Upon completing basic education, Hadisutikno began teaching in several schools around Central Java. He was then sent to study politics at the Gadjah Mada University. He graduated from the university with a doctorandus in 1960 and began teaching politics at the Diponegoro University, which at that time was the only university in Central Java. In 1962, Sukardjan was appointed by the Rector of the Diponegoro University to form a separate faculty for social and political science. The faculty was formed in 1968 and Hadisutikno became its first dean until 1975.

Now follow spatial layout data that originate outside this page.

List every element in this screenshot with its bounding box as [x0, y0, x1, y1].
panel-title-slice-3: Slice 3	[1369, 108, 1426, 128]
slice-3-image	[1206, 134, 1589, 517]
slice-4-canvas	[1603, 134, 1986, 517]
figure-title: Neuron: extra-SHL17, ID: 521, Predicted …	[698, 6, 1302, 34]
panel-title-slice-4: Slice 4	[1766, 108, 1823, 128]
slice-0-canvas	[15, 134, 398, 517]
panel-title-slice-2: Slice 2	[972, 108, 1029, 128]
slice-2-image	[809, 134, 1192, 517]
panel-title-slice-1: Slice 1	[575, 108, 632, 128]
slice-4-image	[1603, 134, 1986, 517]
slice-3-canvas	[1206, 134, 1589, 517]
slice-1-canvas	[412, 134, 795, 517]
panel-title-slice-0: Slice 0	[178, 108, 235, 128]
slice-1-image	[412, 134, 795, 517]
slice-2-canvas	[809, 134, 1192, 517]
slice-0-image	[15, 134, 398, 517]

On 26 July 1990, Hadisutikno was appointed a full professor in politics in the Diponegoro University. His inaugural speech, titled The Aspect of Democracy in Village Decision Making and Policy Execution, criticizes the authoritarian nature of village governance in Indonesia. Sukardjan argued that the structure of village government should be re-evaluated and that village institutions should be given more authority during the process of decision making and policy execution.

== Political career ==
Hadisutikno joined Golkar, the government's party, in 1970, and was elected as a member of Central Java Regional People's Representative Council in the 1971 Indonesian legislative election. He became the council's deputy speaker and was appointed Central Java's regional delegate to the People's Consultative Assembly. He retained his membership in the next election. In March 1980, Hadisutikno was named as a possible candidate to replace Governor of Central Java Soepardjo Roestam, but he was not nominated and Soepardjo Roestam was re-elected for a second term.

Hadisutikno was nominated as Soepardjo Roestam's deputy in early August 1981. The post had been empty for about fifteen years after the arrest of the previous officeholder, Sujono Atmo, in 1965. Hadisutikno's nomination was approved by the Central Java Regional People's Representative Council on 14 August and he was installed on 7 October.

== Personal life ==
Hadisutikno was married to Tugiyah Soekardjan. The marriage resulted in a son. Tugiyah Soekardjan died on 24 March 1982 and Hadisutikno married again to Generoosa Goenarsi, his former student in the Diponegoro University. His second marriage to Goenarsi resulted in three children.

Hadisutikno died on the morning of 11 November 2001 at the Elisabeth Hospital in Semarang. His body was interred at the Bergota Public Cemetery.